Just How Dead?
So, if I miss a deadline, is my project dead? Or me? Or… (Mirror-posted over at Amazing Stories Magazine)
The author in front of her list of projects in process… never done!
Reading, writing, researching... I am hard at work on the novel in progress, and looking at my deadline for completion coming up far too quickly. Writing is a tertiary career, at the moment, behind my business, and school. Not to mention a little family time now and again. Personal time? Well, that is when I get sick, right?
Chasing a deadline like this, as an independent publisher, might seem at first glance to be foolish, or unnecessary. I could push it out further, easily. I don’t have a team of people breathing down my neck to get the manuscript turned in on time, with monetary penalties should I miss that deadline. But the reality, if I look at my own life and the demands on my time, and even more, on my mental capacity, mean that if I want this book to come out in a timely fashion, I must finish it by the end of the month.
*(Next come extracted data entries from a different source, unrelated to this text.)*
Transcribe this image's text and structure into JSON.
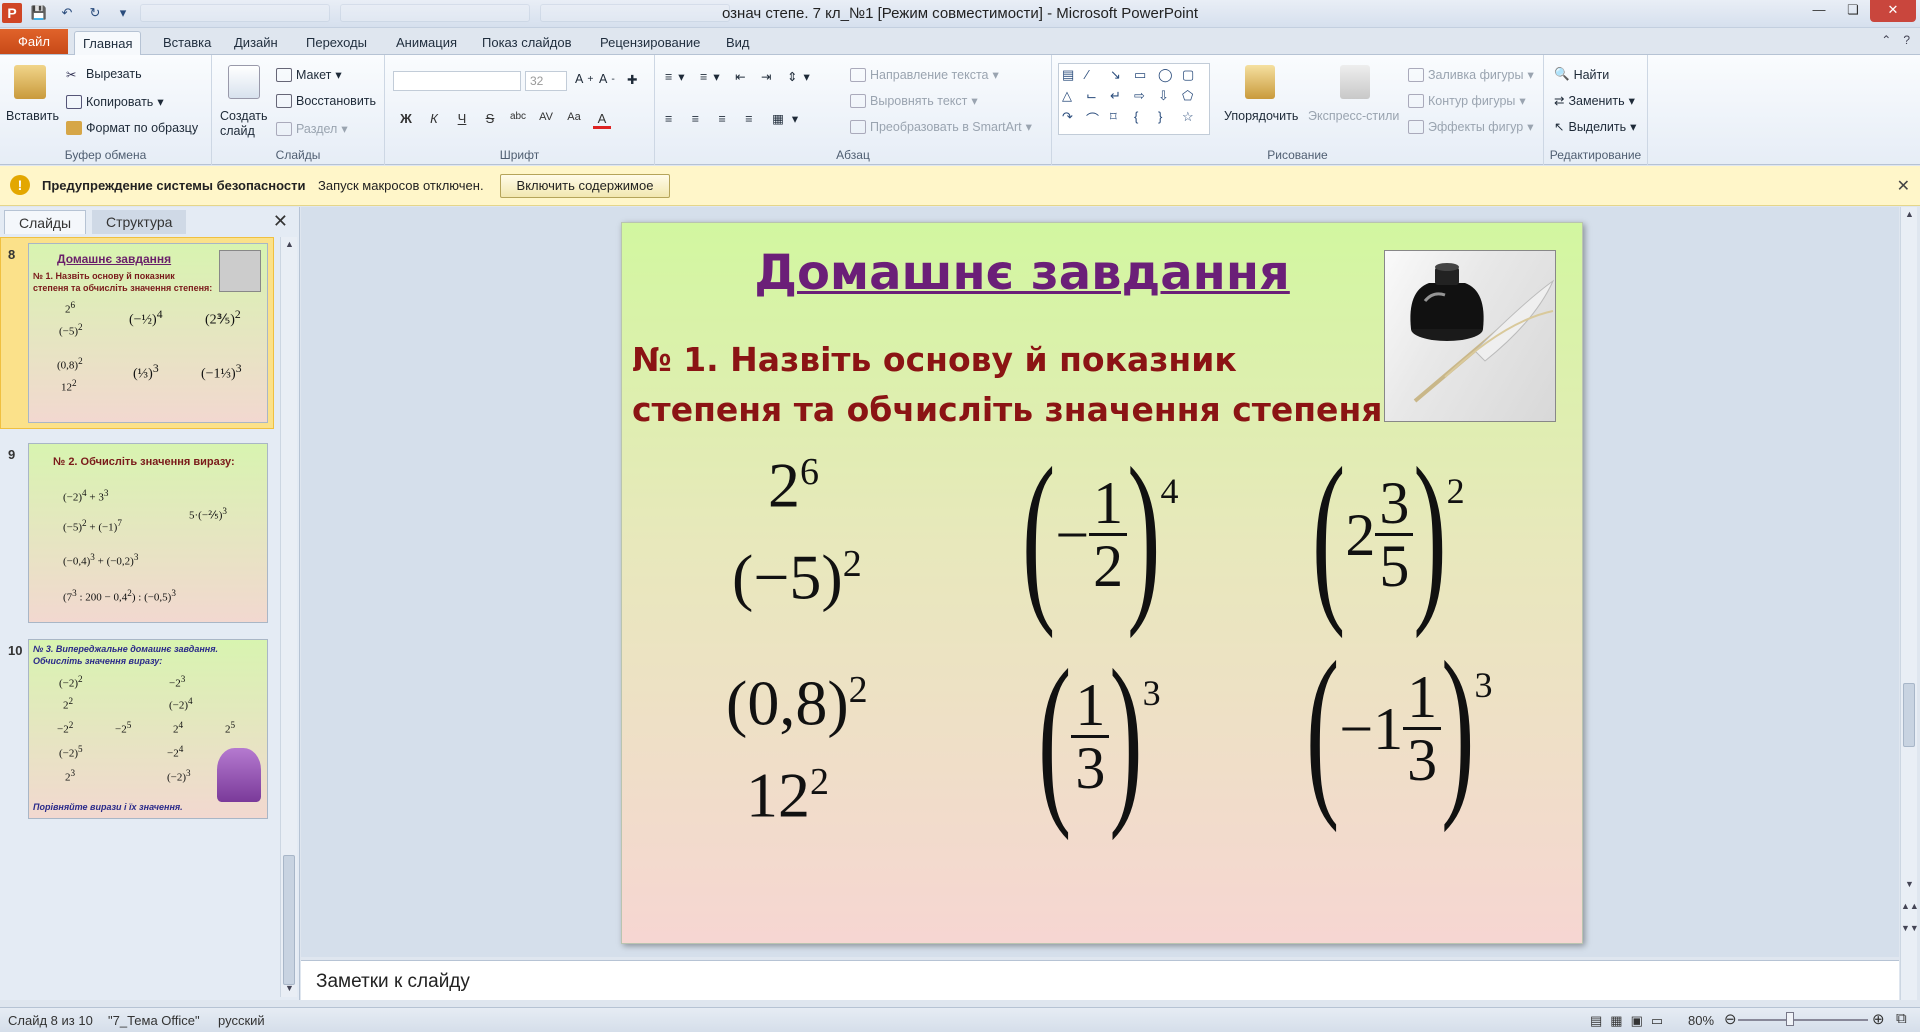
{
  "window": {
    "title": "означ степе. 7 кл_№1 [Режим совместимости]  -  Microsoft PowerPoint",
    "app_icon": "P"
  },
  "ribbon_tabs": {
    "file": "Файл",
    "items": [
      "Главная",
      "Вставка",
      "Дизайн",
      "Переходы",
      "Анимация",
      "Показ слайдов",
      "Рецензирование",
      "Вид"
    ],
    "active": "Главная"
  },
  "clipboard": {
    "paste": "Вставить",
    "cut": "Вырезать",
    "copy": "Копировать",
    "format_painter": "Формат по образцу",
    "label": "Буфер обмена"
  },
  "slides_group": {
    "new_slide": "Создать слайд",
    "layout": "Макет",
    "reset": "Восстановить",
    "section": "Раздел",
    "label": "Слайды"
  },
  "font_group": {
    "font_size": "32",
    "label": "Шрифт",
    "buttons": [
      "Ж",
      "К",
      "Ч",
      "S",
      "abc",
      "AV",
      "Aa",
      "A"
    ]
  },
  "paragraph_group": {
    "text_direction": "Направление текста",
    "align_text": "Выровнять текст",
    "convert_smartart": "Преобразовать в SmartArt",
    "label": "Абзац"
  },
  "drawing_group": {
    "arrange": "Упорядочить",
    "quick_styles": "Экспресс-стили",
    "shape_fill": "Заливка фигуры",
    "shape_outline": "Контур фигуры",
    "shape_effects": "Эффекты фигур",
    "label": "Рисование"
  },
  "editing_group": {
    "find": "Найти",
    "replace": "Заменить",
    "select": "Выделить",
    "label": "Редактирование"
  },
  "security_bar": {
    "title": "Предупреждение системы безопасности",
    "message": "Запуск макросов отключен.",
    "button": "Включить содержимое"
  },
  "left_pane": {
    "tab_slides": "Слайды",
    "tab_outline": "Структура",
    "thumbnails": [
      {
        "number": "8",
        "title": "Домашнє завдання",
        "subtitle_line1": "№ 1. Назвіть основу й показник",
        "subtitle_line2": "степеня та обчисліть значення степеня:"
      },
      {
        "number": "9",
        "title": "№ 2. Обчисліть значення виразу:"
      },
      {
        "number": "10",
        "title_line1": "№ 3. Випереджальне домашнє завдання.",
        "title_line2": "Обчисліть значення виразу:",
        "footer": "Порівняйте вирази і їх значення."
      }
    ]
  },
  "slide": {
    "title": "Домашнє завдання",
    "task_line1": "№ 1. Назвіть основу й показник",
    "task_line2": "степеня та обчисліть значення степеня:",
    "expressions": {
      "e1_base": "2",
      "e1_exp": "6",
      "e2_base": "(−5)",
      "e2_exp": "2",
      "e3_num": "1",
      "e3_den": "2",
      "e3_exp": "4",
      "e4_whole": "2",
      "e4_num": "3",
      "e4_den": "5",
      "e4_exp": "2",
      "e5_base": "(0,8)",
      "e5_exp": "2",
      "e6_base": "12",
      "e6_exp": "2",
      "e7_num": "1",
      "e7_den": "3",
      "e7_exp": "3",
      "e8_whole": "−1",
      "e8_num": "1",
      "e8_den": "3",
      "e8_exp": "3"
    }
  },
  "notes": {
    "placeholder": "Заметки к слайду"
  },
  "status_bar": {
    "slide_info": "Слайд 8 из 10",
    "theme": "\"7_Тема Office\"",
    "language": "русский",
    "zoom": "80%"
  }
}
Once school starts back up at the end of January, I won’t be able to take a couple of hours a day and devote them to writing. I have a heavy class load, as always, and there’s work. I have learned that my creative brain shuts down under the strain, so I can’t even count on writing when I do find time to sit at the keyboard. Oddly, I usually have no trouble producing non-fiction, like blog posts and papers.
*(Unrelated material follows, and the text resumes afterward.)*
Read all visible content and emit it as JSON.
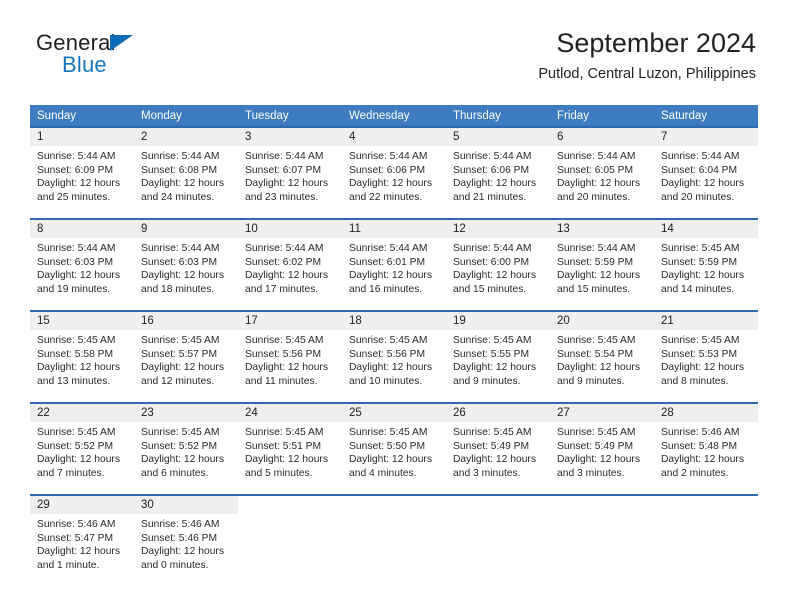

Pixie Noir is selling very well, which brings a whole new demand into my life. I have fans now, readers who are wanting the next book in the series. I can’t and won’t let my readers dictate to me, but I know that unless a sequel appears in a timely fashion, those sales numbers will slow, dip, and fall away entirely. Which is why I set my goal of writing a novel over Winter Break in the first place. I have 14 days, and 30,000 words to go. I can do this.
I’m writing some days not at all, and other days almost 5,000 words a day, but most days I’m hitting my word-count goal of 2300 words a day. The holidays slowed me down a little, but not too badly as I wound up not travelling this year. I’d discovered before, when writing to a deadline, that mentally it works for me. I set my daily goals, have my loose outline, and go to it. This book hasn’t been as easy as the first one was.
I find that I write action much more easily than I do introversion, and Trickster Noir is very much a bridge book, with adjustments to new lives and soul-searching. So it’s slow going for me, the author. I find myself wanting to pull Raymond Chandler’s advice for boring scenes, and have a man with a gun walk through the door. But some of the inner work is necessary, for my characters to grow, and that’s important to me, as an author, to create a world, and the lives in it, as real and fully-developed as possible. Even if it means missing my own deadline and pushing the release date back.
I can, after all, I’m my own boss. Which is the horrible and grand thing about how I have chosen to walk the road to publication. I can push myself much harder than someone else could. Fortunately, I have a partner who is good about reminding me to stop, eat, take a break...
What do you, as a writer, do with your goals? Do you set deadlines, or just let the story come out at it’s own pace?